From Psalms 15
H,
I always saw the man described in Psalm 15 as incredulous. Don’t you think? As constant failures in the exploits of the divine (and not so divine) pursuit of being, you and I always avoid this man of the psalm. He is a bit annoying. He is who we are meant to be.
In another sense, He is who we will be. Christianity is being like Christ. This is what our narrow trip toward God is about. Everything else is ancillary. To share in His glory is to share in His nature. We have all that theology sorted out. But the now…the brutal now and all it’s falling down.
It makes no sense that all my hate and anger and want and wrong lust will ever cease. I skipped writing to you yesterday because I was on the verge of giving up the whole charade and letting the currents of self carry me where they will. Communication is so often a remainder of the things you truly believe. We do not live up to those things. Why bother?

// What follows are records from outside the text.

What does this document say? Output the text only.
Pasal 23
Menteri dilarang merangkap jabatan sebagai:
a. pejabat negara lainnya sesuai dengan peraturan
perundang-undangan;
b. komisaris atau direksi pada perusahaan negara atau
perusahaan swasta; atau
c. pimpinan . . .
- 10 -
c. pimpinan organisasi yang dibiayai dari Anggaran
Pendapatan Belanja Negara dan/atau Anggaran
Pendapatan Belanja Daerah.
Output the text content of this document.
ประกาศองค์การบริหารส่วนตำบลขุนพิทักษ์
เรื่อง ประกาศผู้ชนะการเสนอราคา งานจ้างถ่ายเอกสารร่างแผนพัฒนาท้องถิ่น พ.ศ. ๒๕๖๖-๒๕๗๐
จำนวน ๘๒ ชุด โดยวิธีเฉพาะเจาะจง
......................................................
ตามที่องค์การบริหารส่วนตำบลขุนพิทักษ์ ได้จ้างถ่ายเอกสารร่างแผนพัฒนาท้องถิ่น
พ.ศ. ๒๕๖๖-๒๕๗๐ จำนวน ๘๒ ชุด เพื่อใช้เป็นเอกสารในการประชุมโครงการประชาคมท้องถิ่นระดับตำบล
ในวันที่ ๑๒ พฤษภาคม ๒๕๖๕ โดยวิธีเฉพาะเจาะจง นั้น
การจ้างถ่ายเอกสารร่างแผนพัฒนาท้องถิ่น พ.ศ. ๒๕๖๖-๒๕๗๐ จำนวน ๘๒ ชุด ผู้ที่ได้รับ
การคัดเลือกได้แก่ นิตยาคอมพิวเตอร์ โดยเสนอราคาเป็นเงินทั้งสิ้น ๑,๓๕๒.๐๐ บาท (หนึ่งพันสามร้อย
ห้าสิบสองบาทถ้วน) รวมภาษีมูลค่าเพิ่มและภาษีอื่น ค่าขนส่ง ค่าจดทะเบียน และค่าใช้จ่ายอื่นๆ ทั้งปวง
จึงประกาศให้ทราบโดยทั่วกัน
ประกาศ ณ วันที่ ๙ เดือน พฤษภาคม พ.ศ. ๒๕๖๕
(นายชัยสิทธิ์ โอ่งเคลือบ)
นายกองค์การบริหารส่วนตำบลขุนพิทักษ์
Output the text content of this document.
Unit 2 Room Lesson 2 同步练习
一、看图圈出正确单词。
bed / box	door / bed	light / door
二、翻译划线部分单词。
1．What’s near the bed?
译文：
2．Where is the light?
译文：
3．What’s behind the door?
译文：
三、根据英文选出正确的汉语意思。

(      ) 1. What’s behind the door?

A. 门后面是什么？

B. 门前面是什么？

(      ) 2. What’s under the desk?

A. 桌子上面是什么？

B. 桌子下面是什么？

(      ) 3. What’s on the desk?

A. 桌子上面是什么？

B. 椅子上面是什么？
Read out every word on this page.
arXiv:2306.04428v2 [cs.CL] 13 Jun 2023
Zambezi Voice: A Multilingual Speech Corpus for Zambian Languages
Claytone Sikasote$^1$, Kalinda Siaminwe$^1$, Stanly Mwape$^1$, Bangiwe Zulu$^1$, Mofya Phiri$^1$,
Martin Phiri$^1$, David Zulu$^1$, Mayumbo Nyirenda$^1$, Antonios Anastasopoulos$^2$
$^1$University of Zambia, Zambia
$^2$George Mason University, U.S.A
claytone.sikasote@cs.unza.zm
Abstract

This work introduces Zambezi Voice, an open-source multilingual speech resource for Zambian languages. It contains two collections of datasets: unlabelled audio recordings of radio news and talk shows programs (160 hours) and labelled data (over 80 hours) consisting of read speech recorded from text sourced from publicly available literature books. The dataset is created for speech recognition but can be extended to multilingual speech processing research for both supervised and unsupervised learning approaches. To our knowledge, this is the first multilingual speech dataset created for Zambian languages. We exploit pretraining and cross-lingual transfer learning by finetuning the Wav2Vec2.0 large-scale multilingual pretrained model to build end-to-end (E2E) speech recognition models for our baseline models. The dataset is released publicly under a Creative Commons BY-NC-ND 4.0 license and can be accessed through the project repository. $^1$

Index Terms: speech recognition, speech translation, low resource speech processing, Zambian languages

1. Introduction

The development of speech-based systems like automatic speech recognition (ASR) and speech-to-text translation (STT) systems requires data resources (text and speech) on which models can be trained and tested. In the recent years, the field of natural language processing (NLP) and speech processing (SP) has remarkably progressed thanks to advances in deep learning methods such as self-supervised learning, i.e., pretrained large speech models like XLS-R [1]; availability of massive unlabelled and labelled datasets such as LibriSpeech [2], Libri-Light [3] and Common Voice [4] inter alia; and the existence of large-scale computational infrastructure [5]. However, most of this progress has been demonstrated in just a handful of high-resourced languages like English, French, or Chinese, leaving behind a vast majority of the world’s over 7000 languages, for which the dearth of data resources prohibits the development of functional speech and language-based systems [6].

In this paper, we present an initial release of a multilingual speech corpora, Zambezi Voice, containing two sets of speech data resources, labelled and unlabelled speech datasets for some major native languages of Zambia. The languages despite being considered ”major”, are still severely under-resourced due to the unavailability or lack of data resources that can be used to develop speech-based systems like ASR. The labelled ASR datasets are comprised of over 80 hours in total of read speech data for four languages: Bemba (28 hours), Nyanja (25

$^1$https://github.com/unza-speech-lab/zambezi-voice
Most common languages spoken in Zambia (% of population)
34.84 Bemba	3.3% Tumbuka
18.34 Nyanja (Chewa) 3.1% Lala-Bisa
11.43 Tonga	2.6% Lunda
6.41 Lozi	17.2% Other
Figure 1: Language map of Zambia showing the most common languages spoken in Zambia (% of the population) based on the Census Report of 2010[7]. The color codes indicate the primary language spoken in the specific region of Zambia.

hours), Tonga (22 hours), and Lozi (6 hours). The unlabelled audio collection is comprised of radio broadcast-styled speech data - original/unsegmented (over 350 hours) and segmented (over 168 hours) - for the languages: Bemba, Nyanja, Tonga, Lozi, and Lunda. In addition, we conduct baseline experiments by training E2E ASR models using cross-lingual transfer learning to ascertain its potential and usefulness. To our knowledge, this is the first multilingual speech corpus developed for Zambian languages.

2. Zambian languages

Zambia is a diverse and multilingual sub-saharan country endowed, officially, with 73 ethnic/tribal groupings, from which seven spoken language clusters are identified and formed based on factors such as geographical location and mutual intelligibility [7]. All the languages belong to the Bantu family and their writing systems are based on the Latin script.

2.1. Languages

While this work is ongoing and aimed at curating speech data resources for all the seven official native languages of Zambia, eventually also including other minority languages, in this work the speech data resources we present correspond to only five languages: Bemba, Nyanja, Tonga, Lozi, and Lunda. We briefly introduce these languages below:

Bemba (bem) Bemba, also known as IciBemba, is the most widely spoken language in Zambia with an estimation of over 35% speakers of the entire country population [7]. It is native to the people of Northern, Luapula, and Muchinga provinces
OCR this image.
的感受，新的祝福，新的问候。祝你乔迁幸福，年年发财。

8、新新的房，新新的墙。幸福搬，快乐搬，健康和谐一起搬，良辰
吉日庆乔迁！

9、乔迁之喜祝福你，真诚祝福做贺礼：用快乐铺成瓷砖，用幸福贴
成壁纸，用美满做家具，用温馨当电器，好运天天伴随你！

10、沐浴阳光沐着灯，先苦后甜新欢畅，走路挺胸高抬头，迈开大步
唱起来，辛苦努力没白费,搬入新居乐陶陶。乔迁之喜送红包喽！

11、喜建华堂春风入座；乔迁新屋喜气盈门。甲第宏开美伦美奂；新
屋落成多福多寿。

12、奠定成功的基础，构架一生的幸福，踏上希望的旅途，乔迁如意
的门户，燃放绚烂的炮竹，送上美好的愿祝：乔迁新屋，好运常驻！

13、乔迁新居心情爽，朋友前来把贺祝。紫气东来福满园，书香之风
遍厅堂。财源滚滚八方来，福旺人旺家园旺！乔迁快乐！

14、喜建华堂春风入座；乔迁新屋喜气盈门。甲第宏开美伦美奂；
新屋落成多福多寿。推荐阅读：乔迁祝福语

Well, first because we believe there is nothing else. You cannot put your body and mind through the disciplines if you do not think that this is utter reality. You should not do so unless you believe. There is a certain rock bottom of the heart that is the starting point of Christianity. It may not be the way you get in the door but it will happen. The giving over of that last bit of dignity of self to God is the beautiful surrender that breeds grace. There is us emptying out and there is God filling us up with Him-self. When we give up the traps of the world we get the sense that we are now in bore town.
That is just half the story. The other half is God giving us His nature over the years we live and into the non-years of eternity. It is not smoke and mirrors. It is not a magic trick. It is the eternal story of man and woman and God in absolute unity.
Yet, what of now and all the things we get wrong? They will continue in degrees. I know it is unpopular to say this. The pop gospel wants us to breed holiness in ourselves like all that right needs is the will not to do wrong. When everyone is alone in their own hearts we know it is not true as individuals or as a body. We mistake our shame of hidden sin for helping others ‘not to fall’ or not slandering Christ. Fools we are if we think there is a better slander of who He is than the false sense of covering up the insides so the outsides can preach a gospel without power to change. We are only helping ourselves when we do not tell the truth about who we are now as well as the journey we are undergoing (most of it in that grand hospital called Grace) to reach the very heights of the God experience.